4. General considerations of model-based meta-analysis
Lujin LI ; Junjie DING ; Dongyang LIU ; Xipei WANG ; Chenhui DENG ; Shangmin JI ; Wenjun CHEN ; Guangli MA ; Kun WANG ; Yucheng SHENG ; Ling XU ; Qi PEI ; Yuancheng CHEN ; Rui CHEN ; Jun SHI ; Gailing LI ; Yaning WANG ; Yuzhu WANG ; Haitang XIE ; Tianyan ZHOU ; Yi FANG ; Jing ZHANG ; Zheng JIAO ; Bei HU ; Qingshan ZHENG
Chinese Journal of Clinical Pharmacology and Therapeutics 2020;25(11):1250-1267
With the increasing cost of drug development and clinical trials, it is of great value to make full use of all kinds of data to improve the efficiency of drug development and to provide valid information for medication guidelines. Model-based meta-analysis (MBMA) combines mathematical models with meta-analysis to integrate information from multiple sources (preclinical and clinical data, etc.) and multiple dimensions (targets/mechanisms, pharmacokinetics/pharmacodynamics, diseases/indications, populations, regimens, biomarkers/efficacy/safety, etc.), which not only provides decision-making for all key points of drug development, but also provides effective information for rational drug use and cost-effectiveness analysis.
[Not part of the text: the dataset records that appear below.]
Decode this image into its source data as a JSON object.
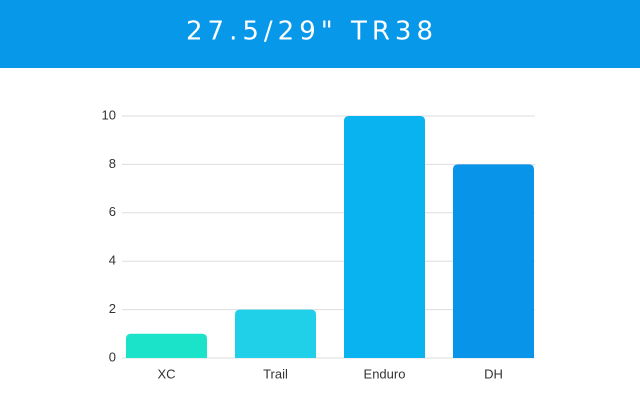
{
  "chart_data": {
    "type": "bar",
    "title": "27.5/29\" TR38",
    "categories": [
      "XC",
      "Trail",
      "Enduro",
      "DH"
    ],
    "values": [
      1,
      2,
      10,
      8
    ],
    "colors": [
      "#1ae3c9",
      "#1fd0e8",
      "#09b3f0",
      "#0894e8"
    ],
    "ylim": [
      0,
      10
    ],
    "yticks": [
      0,
      2,
      4,
      6,
      8,
      10
    ],
    "grid": true
  }
}
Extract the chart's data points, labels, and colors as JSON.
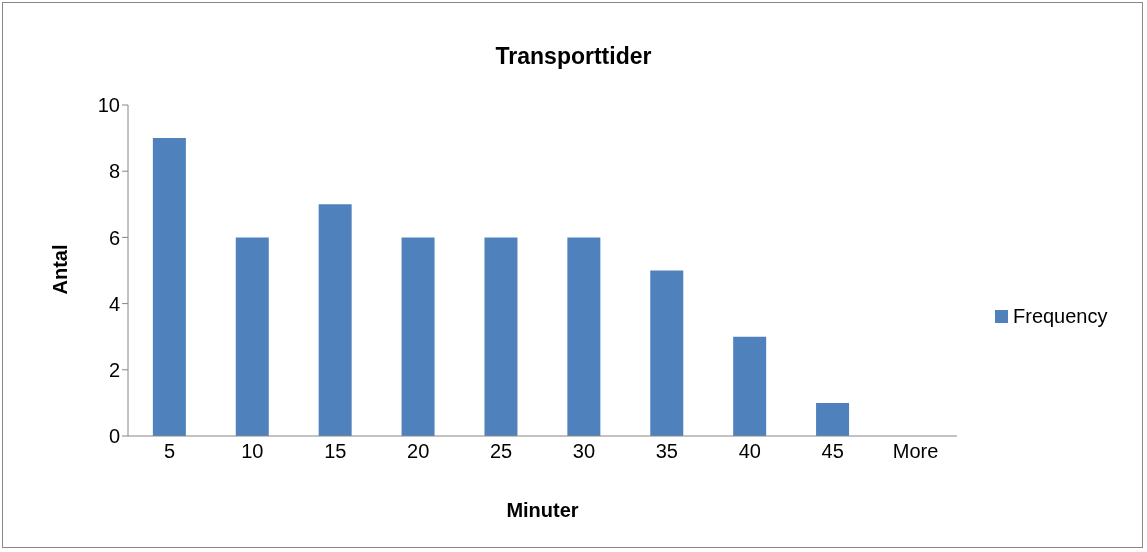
{
  "chart_data": {
    "type": "bar",
    "title": "Transporttider",
    "xlabel": "Minuter",
    "ylabel": "Antal",
    "categories": [
      "5",
      "10",
      "15",
      "20",
      "25",
      "30",
      "35",
      "40",
      "45",
      "More"
    ],
    "series": [
      {
        "name": "Frequency",
        "color": "#4f81bd",
        "values": [
          9,
          6,
          7,
          6,
          6,
          6,
          5,
          3,
          1,
          0
        ]
      }
    ],
    "ylim": [
      0,
      10
    ],
    "yticks": [
      0,
      2,
      4,
      6,
      8,
      10
    ],
    "grid": false,
    "legend": "right"
  }
}
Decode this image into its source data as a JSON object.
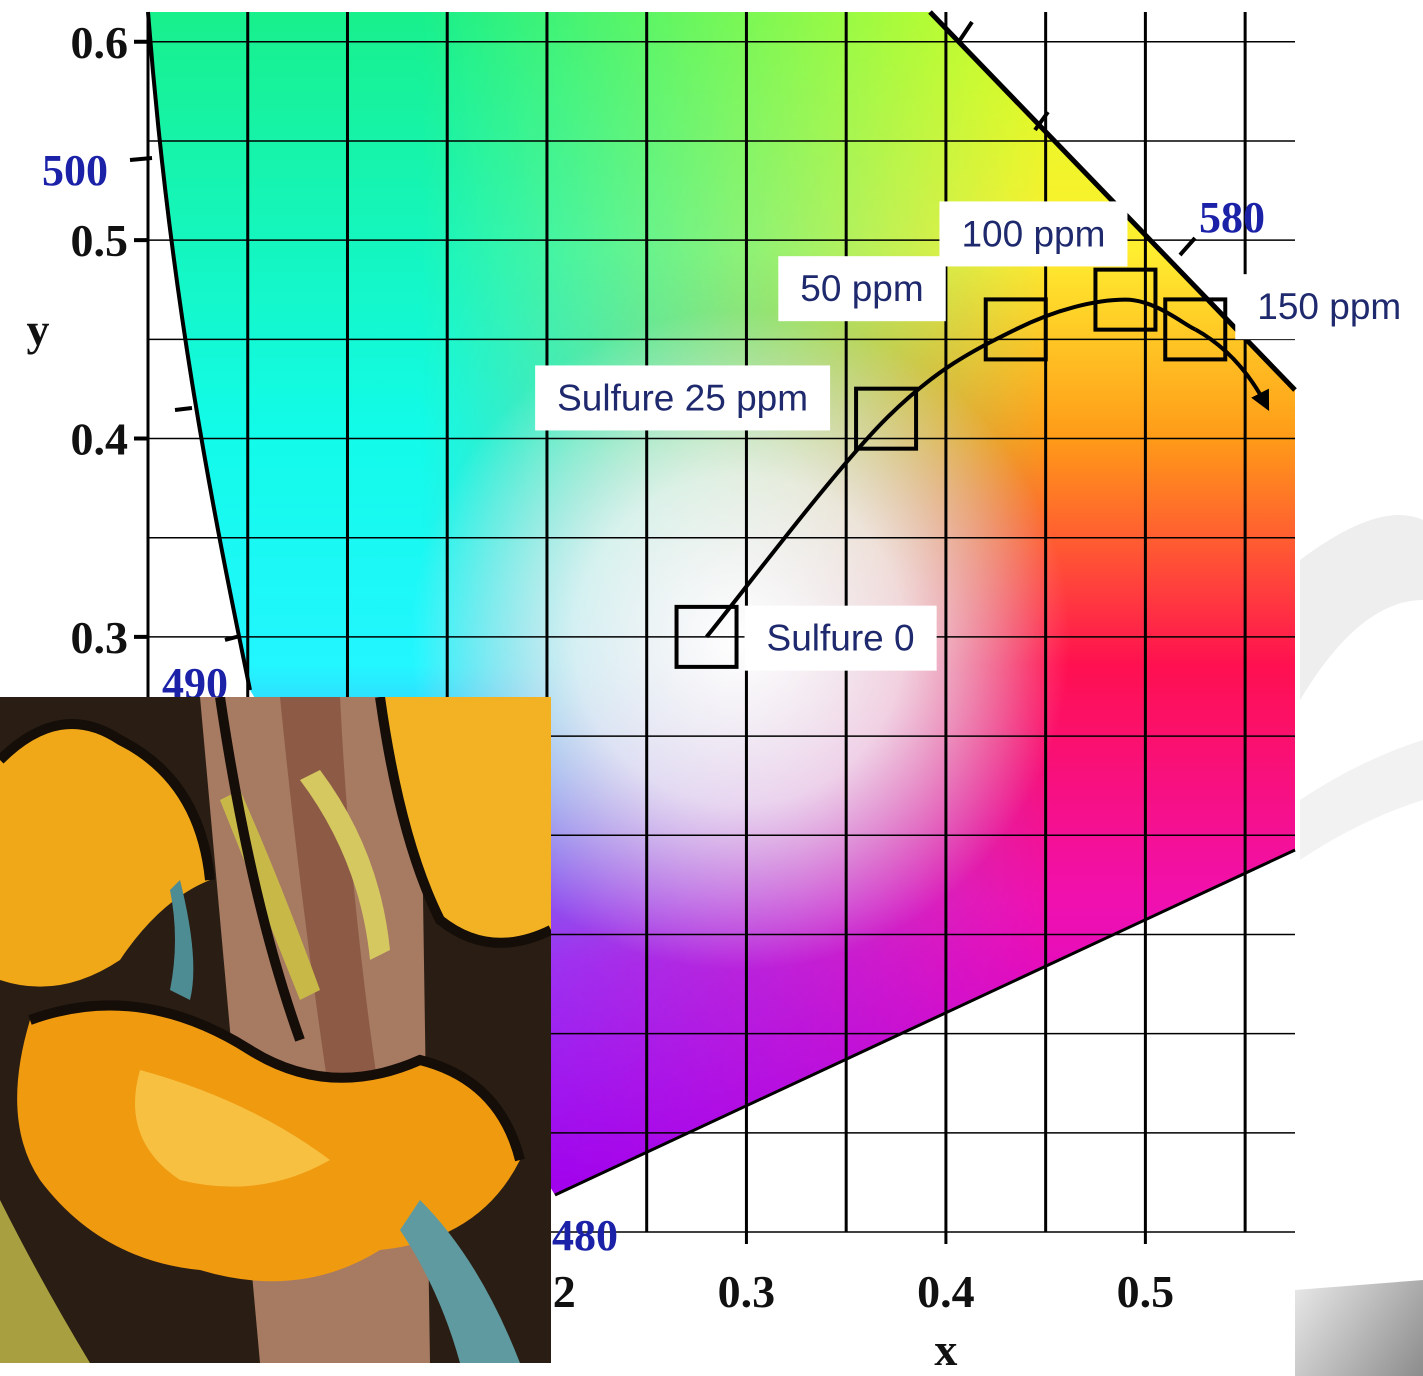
{
  "chart_data": {
    "type": "scatter",
    "x": [
      0.28,
      0.37,
      0.435,
      0.49,
      0.525
    ],
    "values": [
      0.3,
      0.41,
      0.455,
      0.47,
      0.455
    ],
    "point_labels": [
      "Sulfure 0",
      "Sulfure 25 ppm",
      "50 ppm",
      "100 ppm",
      "150 ppm"
    ],
    "xlabel": "x",
    "ylabel": "y",
    "xlim": [
      0,
      0.575
    ],
    "ylim": [
      0,
      0.615
    ],
    "xticks": [
      0.2,
      0.3,
      0.4,
      0.5
    ],
    "yticks": [
      0.3,
      0.4,
      0.5,
      0.6
    ],
    "x_gridlines": [
      0,
      0.05,
      0.1,
      0.15,
      0.2,
      0.25,
      0.3,
      0.35,
      0.4,
      0.45,
      0.5,
      0.55
    ],
    "y_gridlines": [
      0,
      0.05,
      0.1,
      0.15,
      0.2,
      0.25,
      0.3,
      0.35,
      0.4,
      0.45,
      0.5,
      0.55,
      0.6
    ],
    "grid": true,
    "color": "#000000",
    "wavelength_labels": [
      "500",
      "580",
      "490",
      "480"
    ]
  }
}
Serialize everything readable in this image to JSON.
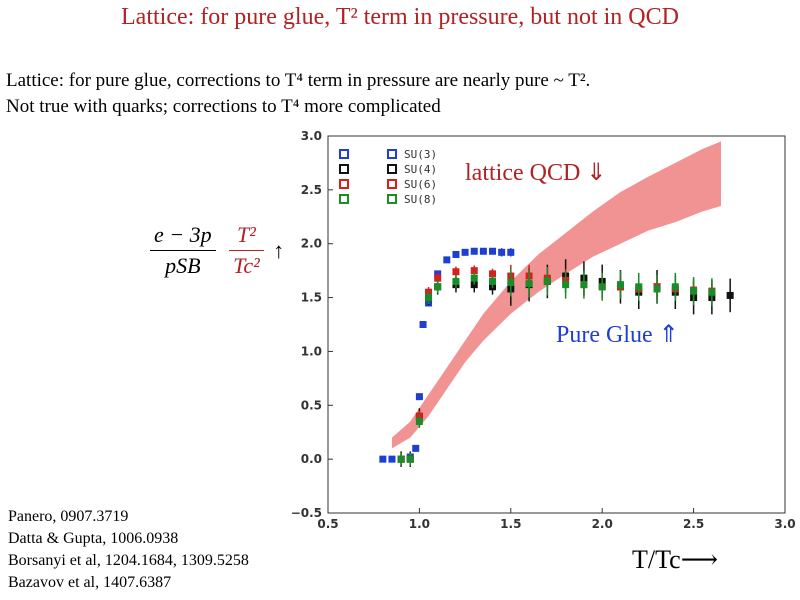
{
  "title": "Lattice: for pure glue, T² term in pressure, but not in QCD",
  "subtitle": {
    "line1": "Lattice: for pure glue, corrections to T⁴ term in pressure are nearly pure ~ T².",
    "line2": "Not true with quarks; corrections to T⁴ more complicated"
  },
  "formula": {
    "numerator": "e − 3p",
    "denominator": "pSB",
    "factor_num": "T²",
    "factor_den": "Tc²",
    "arrow": "↑"
  },
  "annotations": {
    "lattice_qcd": "lattice QCD ⇓",
    "pure_glue": "Pure Glue ⇑",
    "xaxis": "T/Tc⟶"
  },
  "references": [
    "Panero, 0907.3719",
    "Datta & Gupta, 1006.0938",
    "Borsanyi et al, 1204.1684, 1309.5258",
    "Bazavov et al, 1407.6387"
  ],
  "colors": {
    "title": "#b22222",
    "band": "#f08080",
    "su3": "#1f3fd0",
    "su4": "#111111",
    "su6": "#d62020",
    "su8": "#1a8c2a"
  },
  "chart_data": {
    "type": "scatter",
    "xlim": [
      0.5,
      3.0
    ],
    "ylim": [
      -0.5,
      3.0
    ],
    "xticks": [
      "0.5",
      "1.0",
      "1.5",
      "2.0",
      "2.5",
      "3.0"
    ],
    "yticks": [
      "−0.5",
      "0.0",
      "0.5",
      "1.0",
      "1.5",
      "2.0",
      "2.5",
      "3.0"
    ],
    "legend": [
      "SU(3)",
      "SU(4)",
      "SU(6)",
      "SU(8)"
    ],
    "series": [
      {
        "name": "SU(3)",
        "x": [
          0.8,
          0.85,
          0.9,
          0.95,
          0.98,
          1.0,
          1.02,
          1.05,
          1.1,
          1.15,
          1.2,
          1.25,
          1.3,
          1.35,
          1.4,
          1.45,
          1.5
        ],
        "y": [
          0.0,
          0.0,
          0.0,
          0.02,
          0.1,
          0.58,
          1.25,
          1.45,
          1.72,
          1.85,
          1.9,
          1.92,
          1.93,
          1.93,
          1.93,
          1.92,
          1.92
        ]
      },
      {
        "name": "SU(4)",
        "x": [
          0.9,
          0.95,
          1.0,
          1.05,
          1.1,
          1.2,
          1.3,
          1.4,
          1.5,
          1.6,
          1.7,
          1.8,
          1.9,
          2.0,
          2.1,
          2.2,
          2.3,
          2.4,
          2.5,
          2.6,
          2.7
        ],
        "y": [
          0.0,
          0.0,
          0.4,
          1.5,
          1.6,
          1.62,
          1.62,
          1.6,
          1.58,
          1.62,
          1.65,
          1.7,
          1.68,
          1.65,
          1.6,
          1.55,
          1.6,
          1.55,
          1.5,
          1.5,
          1.52
        ]
      },
      {
        "name": "SU(6)",
        "x": [
          0.9,
          0.95,
          1.0,
          1.05,
          1.1,
          1.2,
          1.3,
          1.4,
          1.5,
          1.6,
          1.7,
          1.8,
          1.9,
          2.0,
          2.1,
          2.2,
          2.3,
          2.4,
          2.5,
          2.6
        ],
        "y": [
          0.0,
          0.0,
          0.4,
          1.55,
          1.68,
          1.74,
          1.75,
          1.72,
          1.7,
          1.7,
          1.68,
          1.66,
          1.62,
          1.6,
          1.6,
          1.58,
          1.6,
          1.58,
          1.57,
          1.56
        ]
      },
      {
        "name": "SU(8)",
        "x": [
          0.9,
          0.95,
          1.0,
          1.05,
          1.1,
          1.2,
          1.3,
          1.4,
          1.5,
          1.6,
          1.7,
          1.8,
          1.9,
          2.0,
          2.1,
          2.2,
          2.3,
          2.4,
          2.5,
          2.6
        ],
        "y": [
          0.0,
          0.0,
          0.35,
          1.5,
          1.6,
          1.65,
          1.68,
          1.65,
          1.64,
          1.63,
          1.65,
          1.62,
          1.62,
          1.6,
          1.62,
          1.6,
          1.58,
          1.6,
          1.56,
          1.55
        ]
      }
    ],
    "band": {
      "name": "lattice QCD",
      "x": [
        0.85,
        0.95,
        1.05,
        1.15,
        1.25,
        1.35,
        1.5,
        1.65,
        1.8,
        1.95,
        2.1,
        2.25,
        2.4,
        2.55,
        2.65
      ],
      "lower": [
        0.1,
        0.2,
        0.4,
        0.65,
        0.9,
        1.1,
        1.35,
        1.55,
        1.72,
        1.88,
        2.0,
        2.12,
        2.2,
        2.3,
        2.35
      ],
      "upper": [
        0.2,
        0.35,
        0.6,
        0.85,
        1.1,
        1.35,
        1.65,
        1.9,
        2.1,
        2.3,
        2.48,
        2.62,
        2.75,
        2.88,
        2.95
      ]
    }
  }
}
The classical meta-analysis requires high homogeneity of the data, while MBMA can combine and analyze the heterogeneous data of different doses, different time courses, and different populations through modeling, so as to quantify the dose-effect relationship, time-effect relationship, and the relevant impact factors, and thus the efficacy or safety features at the level of dose, time and covariable that have not been involved in previous studies. Although the modeling and simulation methods of MBMA are similar to population pharmacokinetics/pharmacodynamics (Pop PK/PD), compared with Pop PK/PD, the advantage of MBMA is that it can make full use of literature data, which not only improves the strength of evidence, but also can answer the questions that have not been proved or can not be answered by a single study. At present, MBMA has become one of the important methods in the strategy of model-informed drug development (MIDD). This paper will focus on the application value, data analysis plan, data acquisition and processing, data analysis and reporting of MBMA, in order to provide reference for the application of MBMA in drug development and clinical practice.